Chemususu water project brings hope to locals in Nakuru, Baringo

Tuesday June 30 2020

Water Cabinet Secretary Sicily Kariuki (left) when she inspected the ongoing works at the Chemususu water supply and distribution project in Eldama Ravine on June 29, 2020. She said the project will be completed in December. PHOTO | ERIC MATARA | NATION MEDIA GROUP


The perennial water shortage in parts of Nakuru and Baringo counties will soon end with the completion of the Sh3 billion Chemususu supply project.

The water is being sourced from Chemususu Dam which was commissioned in 2017.

Water Cabinet Secretary Sicily Kariuki has directed the contractor to accelerate the project and ensure it is complete by December 2020.

The project was initially set to be completed by April 30, 2020 but was slowed down by the outbreak of the Covid-19 pandemic.

CS Kariuki, who inspected the project on Monday while accompanied by local leaders among them Baringo Governor Stanley Kiptis, revealed that the project is currently 70 per cent complete.

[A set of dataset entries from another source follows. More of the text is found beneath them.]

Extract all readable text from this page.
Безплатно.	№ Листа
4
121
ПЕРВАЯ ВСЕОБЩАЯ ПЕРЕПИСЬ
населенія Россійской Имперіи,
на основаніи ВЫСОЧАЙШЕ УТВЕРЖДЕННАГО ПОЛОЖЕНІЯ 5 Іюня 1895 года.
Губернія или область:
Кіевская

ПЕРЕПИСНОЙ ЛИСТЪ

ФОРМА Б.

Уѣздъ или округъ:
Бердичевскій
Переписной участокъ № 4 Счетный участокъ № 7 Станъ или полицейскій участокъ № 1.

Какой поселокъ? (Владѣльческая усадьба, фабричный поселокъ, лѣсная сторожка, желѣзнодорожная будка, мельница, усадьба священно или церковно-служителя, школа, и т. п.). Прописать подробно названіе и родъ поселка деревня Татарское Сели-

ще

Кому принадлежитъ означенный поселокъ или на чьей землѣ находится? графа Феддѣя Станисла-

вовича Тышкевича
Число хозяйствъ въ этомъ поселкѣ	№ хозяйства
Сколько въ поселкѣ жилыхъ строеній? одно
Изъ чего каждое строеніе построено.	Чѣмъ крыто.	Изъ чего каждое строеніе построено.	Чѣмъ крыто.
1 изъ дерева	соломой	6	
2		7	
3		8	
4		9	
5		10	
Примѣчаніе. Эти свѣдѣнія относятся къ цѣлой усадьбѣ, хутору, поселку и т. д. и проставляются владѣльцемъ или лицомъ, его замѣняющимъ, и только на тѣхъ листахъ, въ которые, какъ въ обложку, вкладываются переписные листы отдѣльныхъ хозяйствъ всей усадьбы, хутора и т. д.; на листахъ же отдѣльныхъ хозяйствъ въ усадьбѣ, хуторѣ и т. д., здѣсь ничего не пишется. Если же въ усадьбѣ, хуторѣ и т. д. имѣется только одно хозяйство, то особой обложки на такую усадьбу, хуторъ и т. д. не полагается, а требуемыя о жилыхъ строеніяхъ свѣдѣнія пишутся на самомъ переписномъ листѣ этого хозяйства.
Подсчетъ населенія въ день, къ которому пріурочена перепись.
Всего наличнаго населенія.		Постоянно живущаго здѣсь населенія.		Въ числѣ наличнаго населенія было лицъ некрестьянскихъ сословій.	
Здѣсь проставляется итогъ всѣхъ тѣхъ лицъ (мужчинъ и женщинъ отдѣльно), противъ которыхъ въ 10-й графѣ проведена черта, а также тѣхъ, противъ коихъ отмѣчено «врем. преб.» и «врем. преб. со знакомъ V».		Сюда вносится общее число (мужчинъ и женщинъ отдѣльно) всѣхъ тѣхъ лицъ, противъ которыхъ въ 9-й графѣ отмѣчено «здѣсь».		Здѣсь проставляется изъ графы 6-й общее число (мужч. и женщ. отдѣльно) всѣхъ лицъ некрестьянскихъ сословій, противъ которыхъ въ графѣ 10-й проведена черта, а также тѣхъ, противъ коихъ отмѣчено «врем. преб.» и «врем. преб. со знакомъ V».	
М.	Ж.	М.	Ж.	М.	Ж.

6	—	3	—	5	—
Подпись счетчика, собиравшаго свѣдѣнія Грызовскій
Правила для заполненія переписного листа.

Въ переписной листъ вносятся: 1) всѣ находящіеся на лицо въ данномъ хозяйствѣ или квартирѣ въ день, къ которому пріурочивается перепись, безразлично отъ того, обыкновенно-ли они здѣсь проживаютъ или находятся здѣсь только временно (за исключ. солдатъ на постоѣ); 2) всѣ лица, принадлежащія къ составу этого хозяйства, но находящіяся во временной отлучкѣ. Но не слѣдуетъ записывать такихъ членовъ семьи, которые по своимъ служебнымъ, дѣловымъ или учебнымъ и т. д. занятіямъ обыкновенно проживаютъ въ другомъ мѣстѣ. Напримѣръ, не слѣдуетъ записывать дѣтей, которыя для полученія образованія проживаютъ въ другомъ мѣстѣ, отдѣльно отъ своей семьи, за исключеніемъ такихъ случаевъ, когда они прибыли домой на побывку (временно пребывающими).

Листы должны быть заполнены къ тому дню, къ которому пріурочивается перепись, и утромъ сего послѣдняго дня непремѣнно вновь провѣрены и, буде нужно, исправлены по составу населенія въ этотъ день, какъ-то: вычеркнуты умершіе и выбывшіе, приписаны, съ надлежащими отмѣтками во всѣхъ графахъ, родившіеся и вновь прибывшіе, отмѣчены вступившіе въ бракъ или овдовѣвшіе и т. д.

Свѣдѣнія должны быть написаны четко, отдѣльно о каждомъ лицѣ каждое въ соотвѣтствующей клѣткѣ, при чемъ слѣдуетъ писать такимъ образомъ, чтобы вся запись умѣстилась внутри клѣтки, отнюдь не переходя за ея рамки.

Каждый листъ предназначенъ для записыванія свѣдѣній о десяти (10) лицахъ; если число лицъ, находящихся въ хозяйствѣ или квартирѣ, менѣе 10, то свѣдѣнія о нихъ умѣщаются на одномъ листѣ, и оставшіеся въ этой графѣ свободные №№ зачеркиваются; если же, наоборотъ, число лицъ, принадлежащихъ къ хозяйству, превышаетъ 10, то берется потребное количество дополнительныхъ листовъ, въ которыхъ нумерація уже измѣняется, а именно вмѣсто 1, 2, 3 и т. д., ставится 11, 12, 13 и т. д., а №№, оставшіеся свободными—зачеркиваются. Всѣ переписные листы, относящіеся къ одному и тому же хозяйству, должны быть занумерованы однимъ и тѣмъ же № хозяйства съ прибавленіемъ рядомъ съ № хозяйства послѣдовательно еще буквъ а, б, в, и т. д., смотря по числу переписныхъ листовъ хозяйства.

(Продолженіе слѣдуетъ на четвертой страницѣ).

"The project was slowed down by the Covid-19 due to the measures set by the Ministry of Health to end the spread of the disease. However, I have directed the contractor to engage an additional 120 workers to accelerate completion and actualise the project by December 2020," said Ms Kariuki.

Upon completion, the project will serve at least 600,000 people in Eldama Ravine, Mogotio, Emining town, Kampi ya Moto, Esageri, Muserechi, Kabimoi, Vivian, Visoi, Rosoga as well as Kabarak University and parts of Rongai Constituency in Nakuru County.

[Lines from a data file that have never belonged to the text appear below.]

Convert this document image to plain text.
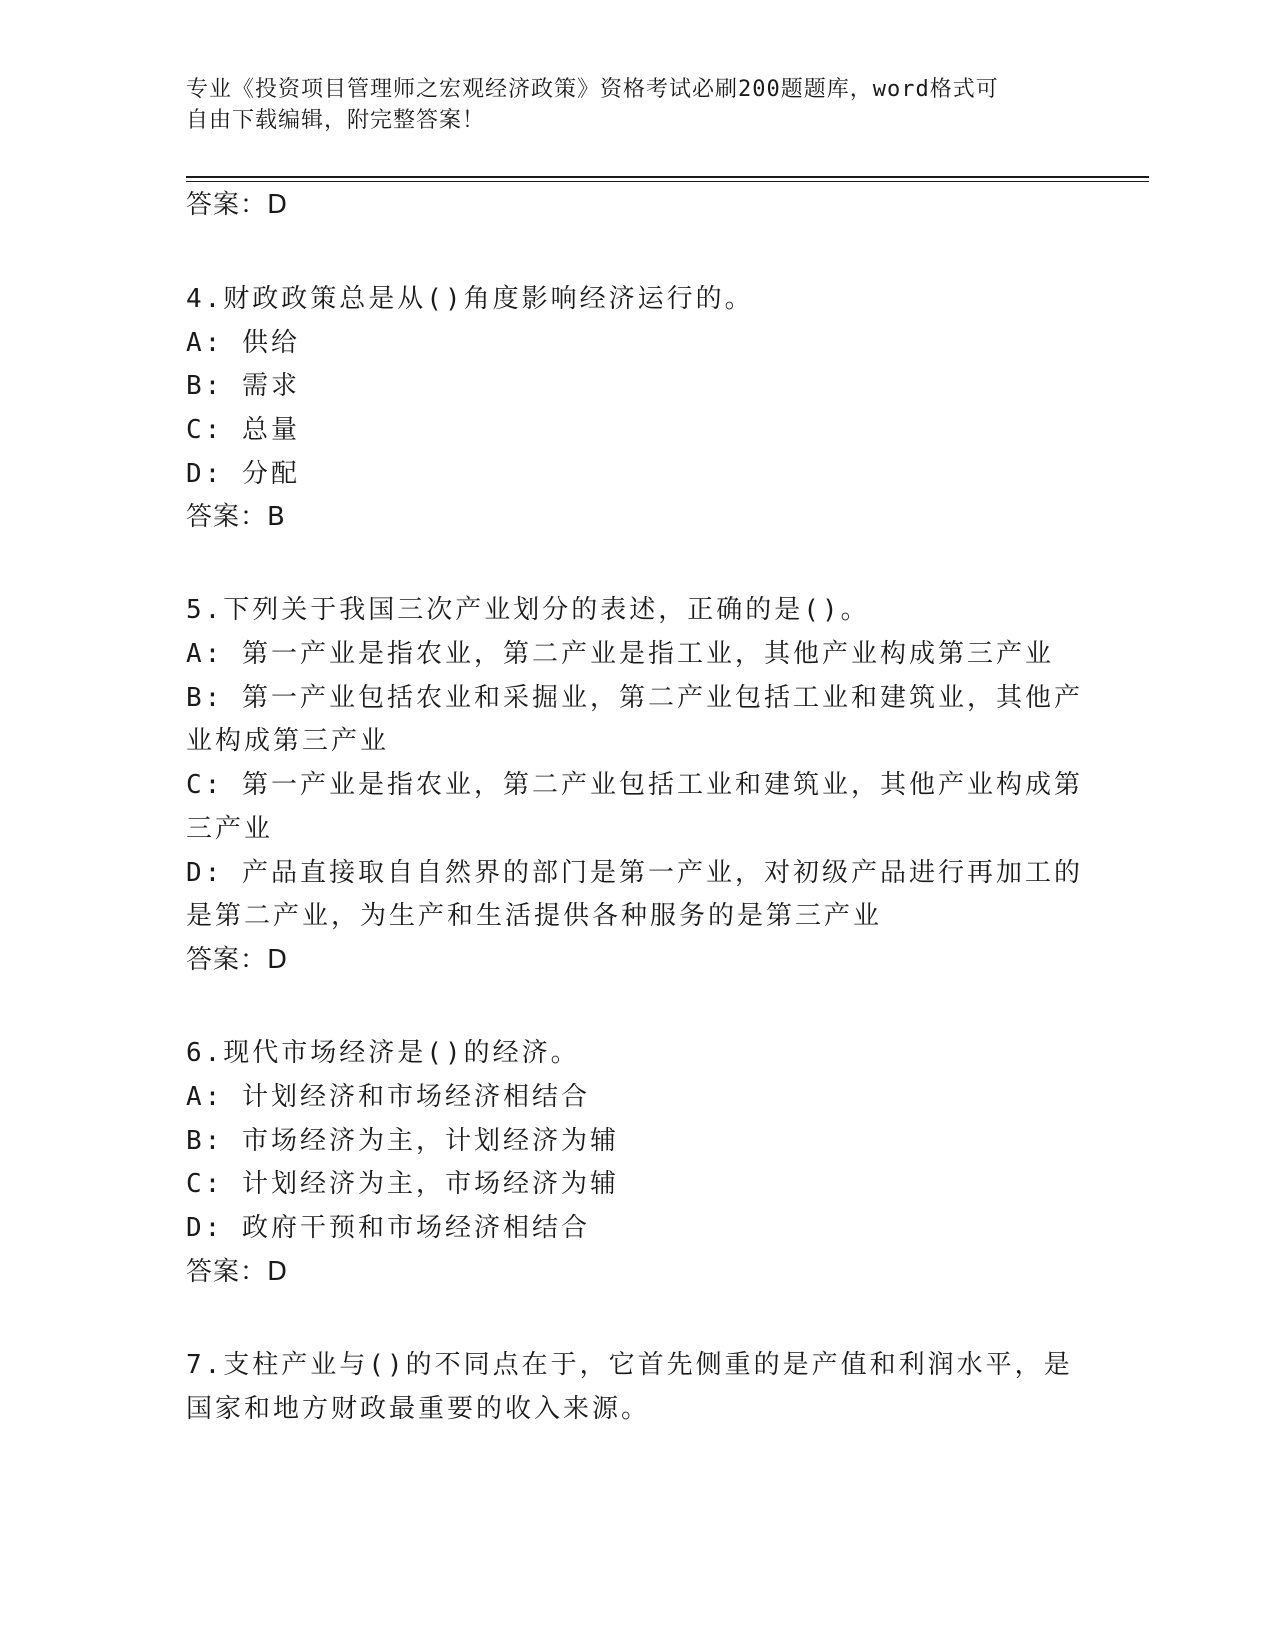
专业《投资项目管理师之宏观经济政策》资格考试必刷200题题库，word格式可
自由下载编辑，附完整答案！
答案：D
4.财政政策总是从()角度影响经济运行的。
A: 供给
B: 需求
C: 总量
D: 分配
答案：B
5.下列关于我国三次产业划分的表述，正确的是()。
A: 第一产业是指农业，第二产业是指工业，其他产业构成第三产业
B: 第一产业包括农业和采掘业，第二产业包括工业和建筑业，其他产
业构成第三产业
C: 第一产业是指农业，第二产业包括工业和建筑业，其他产业构成第
三产业
D: 产品直接取自自然界的部门是第一产业，对初级产品进行再加工的
是第二产业，为生产和生活提供各种服务的是第三产业
答案：D
6.现代市场经济是()的经济。
A: 计划经济和市场经济相结合
B: 市场经济为主，计划经济为辅
C: 计划经济为主，市场经济为辅
D: 政府干预和市场经济相结合
答案：D
7.支柱产业与()的不同点在于，它首先侧重的是产值和利润水平，是
国家和地方财政最重要的收入来源。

A spot check by the Nation established that work on the distribution project along the Nakuru-Eldama Ravine Road where the pipeline is passing ahead of the December completion, is gathering momentum.

At least 30 water reservoirs in Eldama Ravine and Mogotio in Baringo County and Rongai Sub-County in Nakuru are 70 per cent complete.


The project involves the completion of a water treatment project, effluent sludge waste treatment and storage reservoirs among other key installations.

It involves construction of reservoirs in Kabarak, Kiptoim, Kelelwa and Eldama Ravine.


A mega treatment plant has also been built at the Sh5.5 billion Chemususu Dam and most pipes that will supply the water also laid.

CS Kariuki, who was accompanied by Water, Sanitation and Irrigation Chief Administrative Secretary Andrew Tuimur, Central Rift Water Works Development Agency CEO Hosea Wendot and other officials from the ministry, said at least 10 reservoirs of different capacities are ready, while others are in various stages of construction.

"We want to make sure that the project is completed by December 2020 so that residents in these areas can start enjoying access to clean and uninterrupted water supply,” said Mrs Kariuki.

Chemususu Dam is a flagship project of the Jubilee administration and one its kind in the region.

In 2017, President Uhuru Kenyatta commissioned the 45-metre high mega dam with a capacity of 12 million cubic metres of water.

Mr Wendot assured locals that the water supply project is firmly on course.

"It will be a big relief for locals considering that the area is normally dry and mostly relies on seasonal rivers,” said Mr Wendot.

More than 20 reservoirs of the dam are in Baringo County while the rest are in Nakuru.


The dam will help end the perennial water shortages and turn around the economy of the regions through irrigation.

The completion of Chemususu Dam in Eldama Ravine, Baringo County, three years ago raised hopes in the region of ending perennial water shortages and stimulating the local economies of Baringo and Nakuru.

Last year, the government announced it had set aside Sh4 billion for the supply of water from the dam to various parts of Baringo and Nakuru, including Mogotio, Emining and Rongai towns.

Chemususu Dam is located in Poror, in Koibatek District in the middle of the indigenous Chemususu Forest.

Baringo County now has two mega dams – Kirandich, situated in Kabarnet, Baringo Central with a holding capacity of four billion litres, and the Chemususu Dam.